Langweilig und arg verstelzt geriet Daths Roman — tragischerweise ausgerechnet — wenn er anfängt über Liebe und Sex zu schreiben. Da gelingt ihm leider nur alle paar Absätze mal ein mitreissender, nichtpeinlicher Satz (Romeo & Julia wird bemüht, um den selbstgenügsamen Dual-Narzismus eines ehemals männlichen, nun weiblichen Schwanenwesens zu schildern, dass sich in zwei Leiber aufteilen kann, bei Mondlicht! im Bombenkraterteich der Ruine der Uni Princton!).

Es zeichnet sich für mich als Tendenz ab: Als Thesenschleuder und anregender Ideenbäcker ist Dath, wie immer eigentlich, echt ein Genuß. Aber leider krankt seine Erzählerei an Nervigkeit. — Extremst daneben finde ich Daths begeisterte Hillfslosigkeit, wenn seine tierischen Zukunftsbewohner sich die Namen von SF-Autoren aufsagen, und welche dollen Dinge die in ihren Büchern diagnostiziert, vorhergesehen haben.
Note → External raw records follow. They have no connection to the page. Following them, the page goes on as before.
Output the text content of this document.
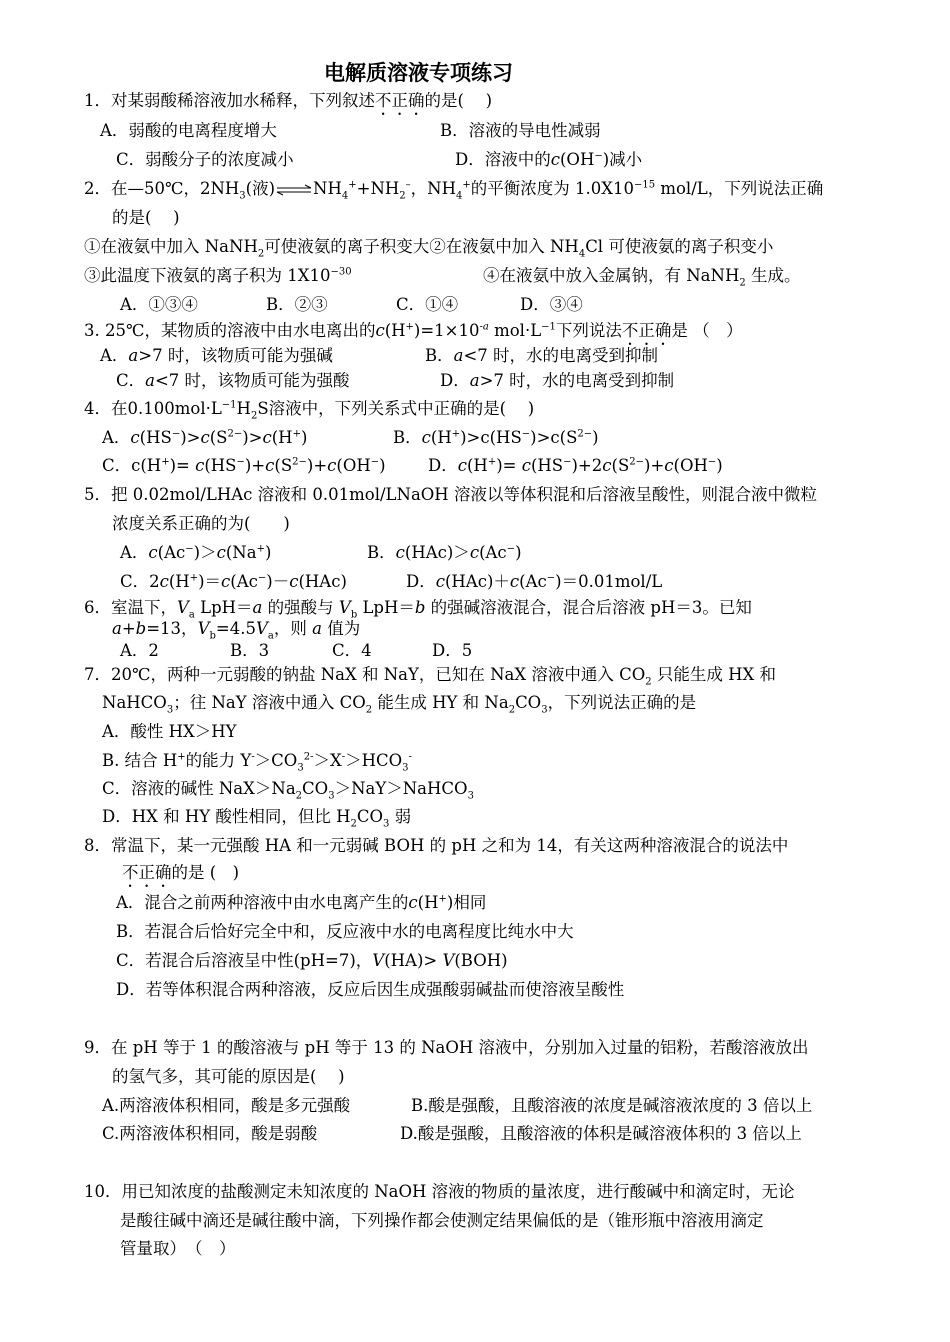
电解质溶液专项练习
1．对某弱酸稀溶液加水稀释，下列叙述不正确的是(　 )
A．弱酸的电离程度增大	B．溶液的导电性减弱
C．弱酸分子的浓度减小	D．溶液中的c(OH−)减小
2．在—50℃，$2NH_3$(液)$\rightleftharpoons NH_4^++NH_2^-$，$NH_4^+$的平衡浓度为 $1.0X10^{-15}$ mol/L，下列说法正确
的是(　 )
①在液氨中加入 NaNH$_2$可使液氨的离子积变大②在液氨中加入 $NH_4Cl$ 可使液氨的离子积变小
③此温度下液氨的离子积为 $1X10^{-30}$	④在液氨中放入金属钠，有 NaNH$_2$ 生成。
A．①③④	B．②③	C．①④	D．③④
3. 25℃，某物质的溶液中由水电离出的$c(H^+)=1\times 10^{-a}$ $mol\cdot L^{-1}$下列说法不正确是 （　）
A．a>7 时，该物质可能为强碱	B．a<7 时，水的电离受到抑制
C．a<7 时，该物质可能为强酸	D．a>7 时，水的电离受到抑制
4．在$0.100mol\cdot L^{-1}H_2S$溶液中，下列关系式中正确的是(　 )
A．$c(HS^-)>c(S^{2-})>c(H^+)$	B．$c(H^+)>c(HS^-)>c(S^{2-})$
C．$c(H^+)= c(HS^-)+c(S^{2-})+c(OH^-)$	D．$c(H^+)= c(HS^-)+2c(S^{2-})+c(OH^-)$
5．把 0.02mol/LHAc 溶液和 0.01mol/LNaOH 溶液以等体积混和后溶液呈酸性，则混合液中微粒
浓度关系正确的为(　　)
A．c(Ac−)＞c(Na+)	B．c(HAc)＞c(Ac−)
C．2c(H+)＝c(Ac−)－c(HAc)	D．c(HAc)＋c(Ac−)＝0.01mol/L
6．室温下，$V_a$ LpH＝a 的强酸与 $V_b$ LpH＝b 的强碱溶液混合，混合后溶液 pH＝3。已知
a+b=13，$V_b=4.5V_a$，则 a 值为
A．2	B．3	C．4	D．5
7．20℃，两种一元弱酸的钠盐 NaX 和 NaY，已知在 NaX 溶液中通入 $CO_2$ 只能生成 HX 和
NaHCO$_3$；往 NaY 溶液中通入 $CO_2$ 能生成 HY 和 $Na_2CO_3$，下列说法正确的是
A．酸性 HX＞HY
B. 结合 H+的能力 $Y^->CO_3^{2-}>X^->HCO_3^-$
C．溶液的碱性 $NaX>Na_2CO_3>NaY>NaHCO_3$
D．HX 和 HY 酸性相同，但比 $H_2CO_3$ 弱
8．常温下，某一元强酸 HA 和一元弱碱 BOH 的 pH 之和为 14，有关这两种溶液混合的说法中
不正确的是 (　)
A．混合之前两种溶液中由水电离产生的c(H+)相同
B．若混合后恰好完全中和，反应液中水的电离程度比纯水中大
C．若混合后溶液呈中性(pH=7)，V(HA)> V(BOH)
D．若等体积混合两种溶液，反应后因生成强酸弱碱盐而使溶液呈酸性
9．在 pH 等于 1 的酸溶液与 pH 等于 13 的 NaOH 溶液中，分别加入过量的铝粉，若酸溶液放出
的氢气多，其可能的原因是(　 )
A.两溶液体积相同，酸是多元强酸	B.酸是强酸，且酸溶液的浓度是碱溶液浓度的 3 倍以上
C.两溶液体积相同，酸是弱酸	D.酸是强酸，且酸溶液的体积是碱溶液体积的 3 倍以上
10．用已知浓度的盐酸测定未知浓度的 NaOH 溶液的物质的量浓度，进行酸碱中和滴定时，无论
是酸往碱中滴还是碱往酸中滴，下列操作都会使测定结果偏低的是（锥形瓶中溶液用滴定
管量取）　（　）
Ach ja: in Richtung (Schutz)Umschlaggestalter des Suhrkampverlages. Das Cover ist total in Hose gegangen! Hat höchstens Chancen auf den Preis des langweiligsten Covers des Quartals.

Ich gebe bescheid wenn ich mit dem Buch fertig bin (ich bin derzeit auf Seite 319 von 552).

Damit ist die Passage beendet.